Volker Türk, Haut-Commissaire du Conseil des droits de l’homme des Nations Unies, a vivement condamné l’exécution d’un homme accusé de meurtre dans le stade de la province de Badghis. Il a déclaré que l’exécution publique constitue une violation du droit international, et rappelé que la peine de mort plus largement est incompatible avec le droit fondamental à la vie.
Selon Amnesty International, en 2024, l’Afghanistan, la Chine, l’Égypte, l’Iran, l’Arabie saoudite, l’Irak, la Somalie, les États-Unis, Singapour, le Koweït, Oman, la Corée du Nord, la Syrie et le Yémen ont appliqué la peine de mort. Parmi ces pays, la Chine et l’Iran figurent en tête pour le nombre d’exécutions.
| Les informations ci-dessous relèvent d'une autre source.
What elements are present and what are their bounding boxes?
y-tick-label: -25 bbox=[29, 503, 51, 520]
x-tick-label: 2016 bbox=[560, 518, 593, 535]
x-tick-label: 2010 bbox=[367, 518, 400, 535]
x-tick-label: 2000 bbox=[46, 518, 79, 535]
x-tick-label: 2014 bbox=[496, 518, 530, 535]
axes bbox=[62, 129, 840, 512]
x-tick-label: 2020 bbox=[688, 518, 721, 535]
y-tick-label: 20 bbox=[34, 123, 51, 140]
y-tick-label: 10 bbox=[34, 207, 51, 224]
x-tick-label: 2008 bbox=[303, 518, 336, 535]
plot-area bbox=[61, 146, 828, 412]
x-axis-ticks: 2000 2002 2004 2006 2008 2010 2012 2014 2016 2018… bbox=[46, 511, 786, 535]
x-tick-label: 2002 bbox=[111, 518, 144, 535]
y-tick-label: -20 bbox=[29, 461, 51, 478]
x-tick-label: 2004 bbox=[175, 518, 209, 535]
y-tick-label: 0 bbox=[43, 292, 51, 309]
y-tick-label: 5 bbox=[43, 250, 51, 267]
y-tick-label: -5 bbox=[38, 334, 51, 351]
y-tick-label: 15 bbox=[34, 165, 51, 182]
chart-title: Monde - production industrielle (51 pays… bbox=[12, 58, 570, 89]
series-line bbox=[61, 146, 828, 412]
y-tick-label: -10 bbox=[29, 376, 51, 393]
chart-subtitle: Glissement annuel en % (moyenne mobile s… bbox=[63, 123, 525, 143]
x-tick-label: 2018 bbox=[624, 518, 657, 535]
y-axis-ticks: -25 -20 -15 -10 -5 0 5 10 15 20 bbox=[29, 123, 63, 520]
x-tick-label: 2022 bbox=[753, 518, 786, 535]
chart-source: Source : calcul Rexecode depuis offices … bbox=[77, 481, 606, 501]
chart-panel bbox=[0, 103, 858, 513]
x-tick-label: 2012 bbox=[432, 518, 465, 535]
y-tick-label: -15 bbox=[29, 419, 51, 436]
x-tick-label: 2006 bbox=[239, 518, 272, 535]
Türk a appelé les autorités talibanes à cesser immédiatement l’application de la peine de mort et à prendre des mesures concrètes pour son abolition totale.
Richard Bennett, rapporteur spécial des Nations Unies pour les droits humains en Afghanistan, a également dénoncé une exécution à Badghis comme une grave violation des droits humains. Dans un message publié sur X, il écrit que “la peine de mort est cruelle, inhumaine, dégradante et, en plus, inefficace pour prévenir la criminalité.”
Malgré les préoccupations et les pressions internationales, les talibans continuent d’exécuter et de punir physiquement les accusés en public, rétorquant que les pays occidentaux n’ont aucun droit d’intervention dans les affaires de gouvernance internes à l’Afghanistan.
En juillet 2022, Hibatullah Akhundzada avait averti lors d’une réunion d’oulémas [lit. savants, théologiens experts en droit islamique, NDLR] à Kaboul qu’il continuerait à appliquer la charia islamique même si l’Afghanistan était touché par une attaque nucléaire. Il a affirmé:
“L’Afghanistan est à présent un pays libre et indépendant. Même si je subis une attaque nucléaire de la part des mécréants, je n’y prêterai pas attention.”
Farshad Fattahi est journaliste d’investigation à la télévision, il réalisait des reportages politiques, en particulier sur la situation dans l’Ouest de l’Afghanistan, d’où il vient. Il fuit l’Afghanistan en 2021 suite au retour des talibans, en passant d’abord par le Pakistan.
Il arrive en France en 2022, d’où il poursuit notamment son travail auprès de la rédaction franco-exilée Guiti News, et projette d’enquêter sur la situation des femmes dans les anciennes forces de sécurité afghanes.